In truth (and in conclusion) others have argued if there was a last gasp of republicanism left in Rome, and so a final ghost of a chance for liberty, it lay with Julius Caesar. This is a controversial view; for how often do dictators veer suddenly back to safeguard rights and freedoms? Still, it has been argued that Caesar had a long-term plan to renovate Roman institutions.6 From the standpoint of either historical evidence or any sort of libertarian bent, this seems rather a stretch. The writing for the Roman Republic had been on the wall since Cicero had served as consul; if a figure as eloquent and inspirational as he could not defend Roman liberty and motivate her towards reform, then time had truly run out.
Sources:
Charles Alexander Robinson, "The Roman Republic" (p. 435-516) from Ancient History (1967); Antony Kamm, "The Republic" (p. 12-35) from The Romans (2008), "The Early Republic" (p. 77) and "The Republic" (p. 79-80) from The Encyclopedia of World History (2001); "The Roman Republic" (p. 190-204) from The Columbia History of the World (1981); Tom Holland, Rubicon: the triumph and tragedy of the Roman Republic (2003); Jane Gardner, Being a Roman Citizen (1993)
Notes:
1. For example, Cicero on this point, witnessing the Republic's betrayal, wrote in De Officiis (I, 157): "Virtue lies in the protection of society and the fellowship of the human race ... greatness of soul, if detached from society and the obligations between citizens, is akin to barbarism."
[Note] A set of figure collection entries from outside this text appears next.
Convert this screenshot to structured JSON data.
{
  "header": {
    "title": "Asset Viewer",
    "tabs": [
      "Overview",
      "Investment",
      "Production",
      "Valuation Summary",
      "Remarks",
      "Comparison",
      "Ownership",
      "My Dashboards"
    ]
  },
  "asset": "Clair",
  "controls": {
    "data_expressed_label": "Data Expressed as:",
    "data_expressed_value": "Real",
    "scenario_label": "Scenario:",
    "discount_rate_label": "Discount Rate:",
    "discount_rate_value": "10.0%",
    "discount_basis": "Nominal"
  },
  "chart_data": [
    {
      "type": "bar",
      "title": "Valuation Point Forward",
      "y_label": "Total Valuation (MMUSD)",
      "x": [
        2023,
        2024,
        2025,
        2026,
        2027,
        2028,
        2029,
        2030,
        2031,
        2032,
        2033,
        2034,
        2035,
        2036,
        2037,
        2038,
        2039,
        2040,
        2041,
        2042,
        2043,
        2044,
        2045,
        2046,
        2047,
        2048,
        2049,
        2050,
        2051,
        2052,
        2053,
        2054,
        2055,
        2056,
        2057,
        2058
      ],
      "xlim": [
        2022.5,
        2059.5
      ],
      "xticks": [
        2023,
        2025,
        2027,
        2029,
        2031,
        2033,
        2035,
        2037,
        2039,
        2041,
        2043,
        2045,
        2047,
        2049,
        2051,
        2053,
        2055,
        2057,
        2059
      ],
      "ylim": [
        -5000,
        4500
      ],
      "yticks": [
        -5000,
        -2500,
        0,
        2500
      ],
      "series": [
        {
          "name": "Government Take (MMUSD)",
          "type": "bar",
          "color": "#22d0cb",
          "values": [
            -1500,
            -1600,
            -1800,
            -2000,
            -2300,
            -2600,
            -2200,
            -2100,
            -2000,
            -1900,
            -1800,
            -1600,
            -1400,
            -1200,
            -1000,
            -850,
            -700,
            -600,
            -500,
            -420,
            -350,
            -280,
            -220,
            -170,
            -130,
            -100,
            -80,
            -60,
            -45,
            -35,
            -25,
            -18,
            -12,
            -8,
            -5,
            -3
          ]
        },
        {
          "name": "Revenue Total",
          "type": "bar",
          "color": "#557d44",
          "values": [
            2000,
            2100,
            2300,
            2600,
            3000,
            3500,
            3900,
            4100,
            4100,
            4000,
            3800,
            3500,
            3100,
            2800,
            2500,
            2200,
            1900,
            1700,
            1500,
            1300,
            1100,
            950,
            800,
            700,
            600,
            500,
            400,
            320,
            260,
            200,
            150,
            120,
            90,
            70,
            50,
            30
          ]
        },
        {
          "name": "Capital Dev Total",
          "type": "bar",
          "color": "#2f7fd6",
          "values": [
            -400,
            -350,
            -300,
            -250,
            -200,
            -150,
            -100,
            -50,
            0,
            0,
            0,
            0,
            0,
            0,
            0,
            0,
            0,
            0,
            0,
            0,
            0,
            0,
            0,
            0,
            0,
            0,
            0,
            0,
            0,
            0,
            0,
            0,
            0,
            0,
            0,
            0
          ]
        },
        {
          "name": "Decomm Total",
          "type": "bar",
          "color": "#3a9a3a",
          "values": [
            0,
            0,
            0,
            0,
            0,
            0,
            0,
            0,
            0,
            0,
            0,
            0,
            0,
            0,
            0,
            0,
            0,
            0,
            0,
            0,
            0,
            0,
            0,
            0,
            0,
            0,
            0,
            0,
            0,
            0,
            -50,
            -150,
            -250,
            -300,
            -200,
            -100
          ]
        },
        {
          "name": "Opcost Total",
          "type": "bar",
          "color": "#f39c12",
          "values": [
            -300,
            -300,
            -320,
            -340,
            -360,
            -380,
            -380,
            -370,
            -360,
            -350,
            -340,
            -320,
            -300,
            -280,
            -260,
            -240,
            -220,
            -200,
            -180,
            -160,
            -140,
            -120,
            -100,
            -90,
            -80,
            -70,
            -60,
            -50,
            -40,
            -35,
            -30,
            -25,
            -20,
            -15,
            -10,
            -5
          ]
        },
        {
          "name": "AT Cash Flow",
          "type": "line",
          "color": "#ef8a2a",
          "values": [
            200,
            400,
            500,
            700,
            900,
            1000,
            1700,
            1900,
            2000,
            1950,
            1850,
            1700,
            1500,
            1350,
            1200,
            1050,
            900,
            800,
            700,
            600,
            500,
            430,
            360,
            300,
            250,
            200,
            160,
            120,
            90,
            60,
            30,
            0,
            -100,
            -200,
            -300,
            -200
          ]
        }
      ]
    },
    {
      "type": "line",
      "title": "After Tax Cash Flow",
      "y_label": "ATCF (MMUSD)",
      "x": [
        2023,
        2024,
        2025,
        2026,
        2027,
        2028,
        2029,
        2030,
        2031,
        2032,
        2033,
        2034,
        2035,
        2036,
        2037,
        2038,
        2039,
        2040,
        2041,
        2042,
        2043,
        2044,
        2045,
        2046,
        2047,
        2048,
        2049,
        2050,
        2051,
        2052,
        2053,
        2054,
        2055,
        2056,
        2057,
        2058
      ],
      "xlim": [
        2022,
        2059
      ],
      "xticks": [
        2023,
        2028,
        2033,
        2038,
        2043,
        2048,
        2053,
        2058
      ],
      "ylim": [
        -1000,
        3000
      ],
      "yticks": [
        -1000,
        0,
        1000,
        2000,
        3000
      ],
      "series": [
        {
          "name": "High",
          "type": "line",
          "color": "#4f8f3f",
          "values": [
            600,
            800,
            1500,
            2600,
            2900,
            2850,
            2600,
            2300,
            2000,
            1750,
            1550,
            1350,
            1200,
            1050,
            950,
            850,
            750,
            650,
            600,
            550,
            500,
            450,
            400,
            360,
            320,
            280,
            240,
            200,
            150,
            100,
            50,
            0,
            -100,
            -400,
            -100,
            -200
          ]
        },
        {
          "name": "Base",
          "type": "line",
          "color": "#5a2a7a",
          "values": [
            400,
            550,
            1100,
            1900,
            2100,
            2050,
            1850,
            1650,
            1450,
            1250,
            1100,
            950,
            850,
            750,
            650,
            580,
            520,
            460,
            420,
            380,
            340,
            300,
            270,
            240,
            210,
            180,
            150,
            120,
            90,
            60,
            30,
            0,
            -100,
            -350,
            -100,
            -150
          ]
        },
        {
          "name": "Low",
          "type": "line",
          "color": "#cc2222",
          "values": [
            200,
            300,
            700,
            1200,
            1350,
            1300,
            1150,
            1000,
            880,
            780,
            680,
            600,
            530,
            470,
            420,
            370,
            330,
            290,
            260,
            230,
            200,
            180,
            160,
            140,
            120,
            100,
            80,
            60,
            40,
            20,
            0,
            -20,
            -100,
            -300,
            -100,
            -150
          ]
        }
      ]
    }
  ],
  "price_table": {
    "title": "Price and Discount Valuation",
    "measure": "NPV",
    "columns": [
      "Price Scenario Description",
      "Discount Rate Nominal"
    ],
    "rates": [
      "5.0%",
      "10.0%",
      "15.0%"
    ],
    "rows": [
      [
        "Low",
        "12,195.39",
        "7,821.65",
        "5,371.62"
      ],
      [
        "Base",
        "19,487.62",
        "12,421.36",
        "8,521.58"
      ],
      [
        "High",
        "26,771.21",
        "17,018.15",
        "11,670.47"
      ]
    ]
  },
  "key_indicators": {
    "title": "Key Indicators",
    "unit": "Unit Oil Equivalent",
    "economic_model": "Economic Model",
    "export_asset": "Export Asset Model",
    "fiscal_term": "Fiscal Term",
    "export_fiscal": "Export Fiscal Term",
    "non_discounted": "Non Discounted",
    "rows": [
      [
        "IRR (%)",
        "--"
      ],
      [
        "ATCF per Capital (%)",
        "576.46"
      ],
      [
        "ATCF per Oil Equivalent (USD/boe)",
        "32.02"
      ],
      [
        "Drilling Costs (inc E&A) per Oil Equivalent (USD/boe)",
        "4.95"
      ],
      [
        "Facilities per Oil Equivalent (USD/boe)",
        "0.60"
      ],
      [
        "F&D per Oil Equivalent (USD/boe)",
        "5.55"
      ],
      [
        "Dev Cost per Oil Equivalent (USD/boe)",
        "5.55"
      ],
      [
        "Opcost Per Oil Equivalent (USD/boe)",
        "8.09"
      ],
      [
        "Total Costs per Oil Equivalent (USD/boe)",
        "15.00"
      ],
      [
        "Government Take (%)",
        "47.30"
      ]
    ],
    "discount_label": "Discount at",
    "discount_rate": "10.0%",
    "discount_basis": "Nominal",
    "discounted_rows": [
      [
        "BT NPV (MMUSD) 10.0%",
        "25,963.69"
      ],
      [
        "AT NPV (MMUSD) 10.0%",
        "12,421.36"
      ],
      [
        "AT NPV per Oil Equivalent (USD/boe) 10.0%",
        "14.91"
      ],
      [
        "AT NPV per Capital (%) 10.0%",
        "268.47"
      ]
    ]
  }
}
2. We know little conclusively owing to war; according to tradition, few Roman archival records survived from this period. We are informed it all was burned when the Gauls burned the state buildings, after temporarily occupying the city following the Battle of the Allia in 390 BC. This sounds oddly tidy as an explanation; setting that aside though, oral tradition about the period of kings clearly did survive because Cicero's De Re Publica (Book II, 12-44) contains several pages of discussion. It may be apocryphal, but the various institutions and rituals nominally established under each king is outlined generally.
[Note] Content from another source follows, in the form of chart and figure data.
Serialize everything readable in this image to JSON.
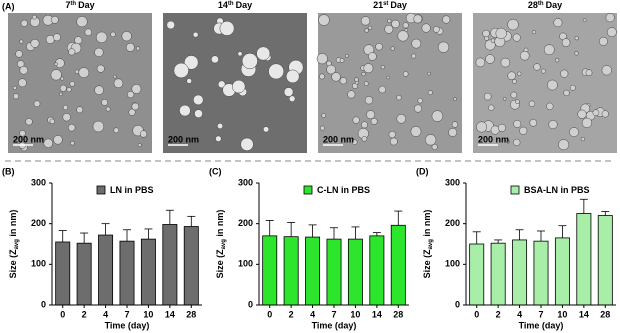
{
  "panel_a": {
    "label": "(A)",
    "images": [
      {
        "num": "7",
        "sup": "th",
        "word": "Day",
        "scale": "200 nm"
      },
      {
        "num": "14",
        "sup": "th",
        "word": "Day",
        "scale": "200 nm"
      },
      {
        "num": "21",
        "sup": "st",
        "word": "Day",
        "scale": "200 nm"
      },
      {
        "num": "28",
        "sup": "th",
        "word": "Day",
        "scale": "200 nm"
      }
    ]
  },
  "chart_data": [
    {
      "type": "bar",
      "label": "(B)",
      "ylabel": [
        "Size (Z",
        "avg",
        " in nm)"
      ],
      "xlabel": "Time (day)",
      "categories": [
        "0",
        "2",
        "4",
        "7",
        "10",
        "14",
        "28"
      ],
      "series": [
        {
          "name": "LN in PBS",
          "color": "#6d6d6d",
          "values": [
            155,
            152,
            172,
            157,
            162,
            198,
            193
          ],
          "errors": [
            28,
            25,
            28,
            28,
            25,
            35,
            25
          ]
        }
      ],
      "ylim": [
        0,
        300
      ],
      "yticks": [
        0,
        100,
        200,
        300
      ]
    },
    {
      "type": "bar",
      "label": "(C)",
      "ylabel": [
        "Size (Z",
        "avg",
        " in nm)"
      ],
      "xlabel": "Time (day)",
      "categories": [
        "0",
        "2",
        "4",
        "7",
        "10",
        "14",
        "28"
      ],
      "series": [
        {
          "name": "C-LN in PBS",
          "color": "#2ee52e",
          "values": [
            170,
            168,
            167,
            162,
            162,
            170,
            196
          ],
          "errors": [
            38,
            35,
            30,
            28,
            30,
            8,
            35
          ]
        }
      ],
      "ylim": [
        0,
        300
      ],
      "yticks": [
        0,
        100,
        200,
        300
      ]
    },
    {
      "type": "bar",
      "label": "(D)",
      "ylabel": [
        "Size (Z",
        "avg",
        " in nm)"
      ],
      "xlabel": "Time (day)",
      "categories": [
        "0",
        "2",
        "4",
        "7",
        "10",
        "14",
        "28"
      ],
      "series": [
        {
          "name": "BSA-LN in PBS",
          "color": "#a8eea8",
          "values": [
            150,
            152,
            160,
            157,
            165,
            225,
            220
          ],
          "errors": [
            30,
            8,
            25,
            25,
            30,
            35,
            10
          ]
        }
      ],
      "ylim": [
        0,
        300
      ],
      "yticks": [
        0,
        100,
        200,
        300
      ]
    }
  ]
}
3. Cicero's judgment of the First Triumvirate, in the same work cited above, is pretty grim: "Our native land alone subsumes all the affections we entertain. What good man would hesitate to face death on her behalf if it would be of service to her? So the barbaric conduct of our latest governors who have torn our land asunder with every criminal act, engaged as they are and have been in its utter destruction, is all the more heinous." (I, 57)
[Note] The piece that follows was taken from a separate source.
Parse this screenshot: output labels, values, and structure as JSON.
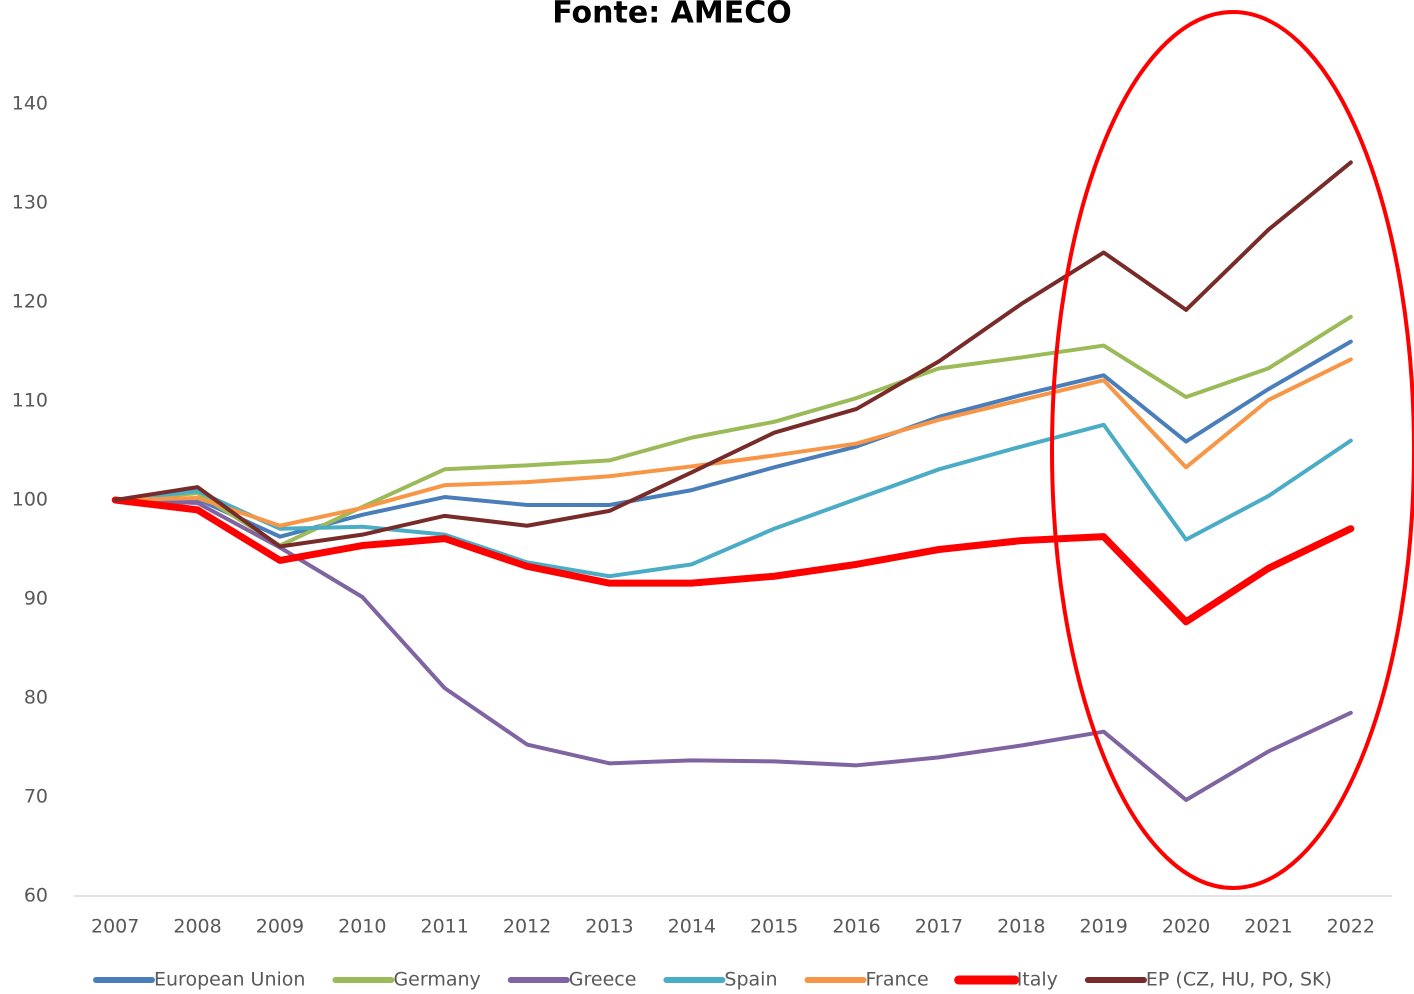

4. On this point, Tacitus was even more damning in his Agricola: "We have indeed set a record for subservience. Rome of old explored the limits of freedom; we have plumbed the depth of slavery, robbed even of the exchange of ideas by the Emperor's spies. Even our memory would be gone had it been as easy to forget as to fall silent." (II, 52)
5. His recorded comment, if Polybius was being faithful, was "Is it not a glorious sight, my friend, yet it fills me with dread. For someone may stand on the hills of Rome one day, and it too will burn at their command."
6. Adrian Goldsworthy, Caesar: the life of a colossus (2006), 272-273.